Di antaranya menyebutkan bahwa wanita (perempuan) memiliki kekuatan hebat yang dapat menumbuhkan dan meruntuhkan dunia. Jika dua kekuatan (pria dan wanita) disatukan akan menjadi kekuatan yang semakin dahsyat.
Makna yang hendak kami sampaikan adalah keduanya memiliki kesetaraan, tak ada yang yang harus dominan berada di depan, atau selalu di belakang, tetapi hendaknya selalu berdampingan, seiring sejalan.
Itu pula hendaknya dalam membangun bangsa, menempatkan keduanya dalam porsi yang sama pentingnya, tanpa pengecualian, tanpa diskriminasi, tanpa pula beda perlakuan dan penghargaan.

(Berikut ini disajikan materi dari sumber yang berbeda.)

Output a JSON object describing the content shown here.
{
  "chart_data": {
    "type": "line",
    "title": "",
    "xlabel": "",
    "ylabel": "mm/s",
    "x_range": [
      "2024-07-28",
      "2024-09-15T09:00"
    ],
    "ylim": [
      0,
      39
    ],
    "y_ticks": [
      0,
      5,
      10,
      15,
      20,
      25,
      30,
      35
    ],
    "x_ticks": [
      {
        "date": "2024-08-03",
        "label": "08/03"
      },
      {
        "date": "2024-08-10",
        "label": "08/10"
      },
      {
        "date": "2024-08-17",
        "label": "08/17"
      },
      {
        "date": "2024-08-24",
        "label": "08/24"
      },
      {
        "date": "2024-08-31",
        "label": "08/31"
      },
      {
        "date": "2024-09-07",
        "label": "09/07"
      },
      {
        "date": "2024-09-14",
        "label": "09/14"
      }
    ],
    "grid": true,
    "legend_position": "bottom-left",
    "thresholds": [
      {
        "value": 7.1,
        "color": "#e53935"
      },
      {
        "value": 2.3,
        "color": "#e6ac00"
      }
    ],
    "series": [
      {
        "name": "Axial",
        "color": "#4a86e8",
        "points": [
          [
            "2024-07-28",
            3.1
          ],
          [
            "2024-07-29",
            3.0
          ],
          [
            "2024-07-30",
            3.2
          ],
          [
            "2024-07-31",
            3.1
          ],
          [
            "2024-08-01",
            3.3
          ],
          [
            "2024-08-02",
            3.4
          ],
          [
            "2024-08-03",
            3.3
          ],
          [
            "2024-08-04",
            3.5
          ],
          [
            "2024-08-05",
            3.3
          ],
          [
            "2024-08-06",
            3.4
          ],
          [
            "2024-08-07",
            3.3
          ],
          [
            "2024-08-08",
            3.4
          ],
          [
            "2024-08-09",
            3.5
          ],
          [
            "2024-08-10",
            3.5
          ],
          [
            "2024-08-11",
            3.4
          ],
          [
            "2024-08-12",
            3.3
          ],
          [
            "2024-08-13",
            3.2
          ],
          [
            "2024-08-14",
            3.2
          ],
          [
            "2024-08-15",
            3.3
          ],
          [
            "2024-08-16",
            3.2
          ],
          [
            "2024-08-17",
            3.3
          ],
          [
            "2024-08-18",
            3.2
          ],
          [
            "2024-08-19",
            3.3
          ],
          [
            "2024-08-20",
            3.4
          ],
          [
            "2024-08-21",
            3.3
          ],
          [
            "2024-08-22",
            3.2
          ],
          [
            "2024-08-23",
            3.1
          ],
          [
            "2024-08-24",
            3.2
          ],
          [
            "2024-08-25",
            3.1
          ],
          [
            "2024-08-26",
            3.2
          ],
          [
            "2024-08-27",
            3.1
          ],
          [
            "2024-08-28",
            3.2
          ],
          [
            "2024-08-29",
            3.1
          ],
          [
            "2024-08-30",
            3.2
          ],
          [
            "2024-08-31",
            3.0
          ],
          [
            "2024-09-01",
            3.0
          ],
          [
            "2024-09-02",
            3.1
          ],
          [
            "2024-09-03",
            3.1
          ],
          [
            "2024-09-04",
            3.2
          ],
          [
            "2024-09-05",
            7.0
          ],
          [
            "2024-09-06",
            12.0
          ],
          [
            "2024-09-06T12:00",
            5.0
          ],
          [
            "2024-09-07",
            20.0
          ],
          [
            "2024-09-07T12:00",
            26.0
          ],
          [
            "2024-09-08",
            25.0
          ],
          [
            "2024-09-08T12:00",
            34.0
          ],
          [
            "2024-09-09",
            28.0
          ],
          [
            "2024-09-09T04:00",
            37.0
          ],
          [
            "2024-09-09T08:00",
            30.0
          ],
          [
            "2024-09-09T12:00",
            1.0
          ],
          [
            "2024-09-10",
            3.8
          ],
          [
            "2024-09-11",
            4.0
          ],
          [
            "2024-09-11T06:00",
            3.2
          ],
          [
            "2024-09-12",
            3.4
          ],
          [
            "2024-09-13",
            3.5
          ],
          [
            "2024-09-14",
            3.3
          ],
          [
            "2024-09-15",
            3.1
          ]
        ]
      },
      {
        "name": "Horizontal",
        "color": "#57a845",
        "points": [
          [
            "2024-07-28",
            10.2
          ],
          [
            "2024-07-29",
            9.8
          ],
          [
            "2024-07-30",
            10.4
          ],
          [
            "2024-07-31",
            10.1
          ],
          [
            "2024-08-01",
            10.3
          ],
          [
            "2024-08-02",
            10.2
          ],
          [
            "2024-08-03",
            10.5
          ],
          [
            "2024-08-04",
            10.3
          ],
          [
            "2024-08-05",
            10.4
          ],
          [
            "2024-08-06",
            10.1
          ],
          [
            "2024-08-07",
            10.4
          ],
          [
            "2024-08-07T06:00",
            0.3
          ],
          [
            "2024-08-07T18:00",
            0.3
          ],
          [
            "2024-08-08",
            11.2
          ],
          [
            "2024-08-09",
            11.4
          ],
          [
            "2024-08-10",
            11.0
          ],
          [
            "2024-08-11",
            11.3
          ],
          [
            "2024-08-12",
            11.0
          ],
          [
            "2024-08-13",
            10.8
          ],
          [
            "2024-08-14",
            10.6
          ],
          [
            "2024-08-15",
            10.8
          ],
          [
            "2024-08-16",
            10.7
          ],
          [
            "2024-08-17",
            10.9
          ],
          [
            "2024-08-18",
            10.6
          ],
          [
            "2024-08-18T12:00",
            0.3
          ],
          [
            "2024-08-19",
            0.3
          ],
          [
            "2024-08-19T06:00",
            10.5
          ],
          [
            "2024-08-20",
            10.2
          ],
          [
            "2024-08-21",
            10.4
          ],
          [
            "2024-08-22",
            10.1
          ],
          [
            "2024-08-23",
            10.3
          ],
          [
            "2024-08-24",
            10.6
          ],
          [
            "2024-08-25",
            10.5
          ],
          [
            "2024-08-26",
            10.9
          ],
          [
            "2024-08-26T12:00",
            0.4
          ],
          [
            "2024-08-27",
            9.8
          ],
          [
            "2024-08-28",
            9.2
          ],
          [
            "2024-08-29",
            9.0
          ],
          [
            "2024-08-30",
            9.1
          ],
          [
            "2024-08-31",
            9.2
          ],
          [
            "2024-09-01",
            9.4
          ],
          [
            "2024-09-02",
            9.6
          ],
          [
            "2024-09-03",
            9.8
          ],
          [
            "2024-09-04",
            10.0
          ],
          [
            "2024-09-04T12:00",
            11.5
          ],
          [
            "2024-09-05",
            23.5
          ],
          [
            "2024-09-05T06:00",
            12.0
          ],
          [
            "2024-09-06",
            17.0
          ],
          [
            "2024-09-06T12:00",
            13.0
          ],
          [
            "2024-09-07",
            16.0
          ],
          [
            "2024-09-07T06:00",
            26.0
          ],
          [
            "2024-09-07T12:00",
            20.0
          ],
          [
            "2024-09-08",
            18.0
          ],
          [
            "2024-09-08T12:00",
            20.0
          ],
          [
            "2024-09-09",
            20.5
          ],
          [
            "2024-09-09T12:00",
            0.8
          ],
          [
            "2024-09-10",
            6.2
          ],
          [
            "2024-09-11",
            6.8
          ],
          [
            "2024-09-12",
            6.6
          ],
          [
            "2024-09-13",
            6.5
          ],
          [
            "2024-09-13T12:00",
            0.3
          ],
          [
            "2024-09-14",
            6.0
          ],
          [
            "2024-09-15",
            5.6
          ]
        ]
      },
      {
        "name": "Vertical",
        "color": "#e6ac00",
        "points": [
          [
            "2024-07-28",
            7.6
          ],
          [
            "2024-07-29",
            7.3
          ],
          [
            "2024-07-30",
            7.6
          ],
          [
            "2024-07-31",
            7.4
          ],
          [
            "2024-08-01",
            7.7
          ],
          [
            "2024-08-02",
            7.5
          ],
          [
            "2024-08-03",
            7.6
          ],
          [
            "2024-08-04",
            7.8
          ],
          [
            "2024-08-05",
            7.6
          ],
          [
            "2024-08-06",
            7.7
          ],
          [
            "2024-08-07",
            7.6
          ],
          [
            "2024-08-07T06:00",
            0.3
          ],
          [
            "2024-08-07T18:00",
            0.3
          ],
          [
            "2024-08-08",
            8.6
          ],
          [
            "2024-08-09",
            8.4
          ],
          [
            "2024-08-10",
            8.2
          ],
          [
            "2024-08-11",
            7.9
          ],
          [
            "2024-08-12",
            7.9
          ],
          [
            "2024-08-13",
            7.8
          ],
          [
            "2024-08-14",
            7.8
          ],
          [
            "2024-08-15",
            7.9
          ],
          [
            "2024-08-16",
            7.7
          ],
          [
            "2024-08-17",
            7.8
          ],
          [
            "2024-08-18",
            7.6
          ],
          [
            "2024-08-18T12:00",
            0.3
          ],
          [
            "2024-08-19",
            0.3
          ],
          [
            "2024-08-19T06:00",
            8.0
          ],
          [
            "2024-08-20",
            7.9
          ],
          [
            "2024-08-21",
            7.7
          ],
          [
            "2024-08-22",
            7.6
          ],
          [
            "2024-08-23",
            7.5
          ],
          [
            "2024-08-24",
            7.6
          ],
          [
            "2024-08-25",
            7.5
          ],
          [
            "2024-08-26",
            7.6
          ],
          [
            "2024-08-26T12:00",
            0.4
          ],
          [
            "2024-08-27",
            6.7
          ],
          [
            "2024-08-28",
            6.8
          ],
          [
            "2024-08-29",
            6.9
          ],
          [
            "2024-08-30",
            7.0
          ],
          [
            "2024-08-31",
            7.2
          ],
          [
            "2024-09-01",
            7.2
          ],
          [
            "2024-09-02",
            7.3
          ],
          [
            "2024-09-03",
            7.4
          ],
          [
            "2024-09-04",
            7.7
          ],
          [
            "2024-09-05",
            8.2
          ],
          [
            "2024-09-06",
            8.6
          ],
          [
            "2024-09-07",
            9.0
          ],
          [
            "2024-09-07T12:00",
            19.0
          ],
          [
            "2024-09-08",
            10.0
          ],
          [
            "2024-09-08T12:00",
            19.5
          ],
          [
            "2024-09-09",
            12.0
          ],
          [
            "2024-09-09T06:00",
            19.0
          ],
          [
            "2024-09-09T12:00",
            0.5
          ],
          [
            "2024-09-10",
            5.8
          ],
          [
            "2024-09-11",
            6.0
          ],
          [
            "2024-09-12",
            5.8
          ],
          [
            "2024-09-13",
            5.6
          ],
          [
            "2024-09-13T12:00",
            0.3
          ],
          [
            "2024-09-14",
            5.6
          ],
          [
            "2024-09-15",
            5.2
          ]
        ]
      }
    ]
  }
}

Agama apa pun mengajarkan, perbedaan manusia di hadapan Sang Pencipta bukan karena status sosial ekonominya. Bukan karena hartanya, bukan kedudukannya, bukan pula pangkat dan jabatannya dan latar belakang statusnya, tetapi ketakwaannya.
Ada keinsafan dan kesadaran diri yang diikuti dengan kepatuhan dan ketaatan dalam melaksanakan perintah Allah dan menjauhi segala larangan-Nya.
Dalam konteks kehidupan berbangsa dan bernegara. Yang utama adalah tingkat pengabdian kepada bangsa dan negara yang diikuti adanya kepatuhan kepada segala norma yang berlaku di negeri kita.
Melanggar norma berarti bentuk ketidaktaatan kepada peraturan perundang-undangan yang diciptakan oleh negara. Di era kini bukan saatnya lagi membedakan perlakuan terhadap perempuan.
Terlebih undang – undang telah mengamanatkan penghapusan diskriminasi terhadap perempuan sebagaimana tertuang dalam UU No 7 Tahun 1984 tentang Ratifikasi Konvensi PBB tentang Penghapusan Segala Bentuk Diskriminasi terhadap Perempuan.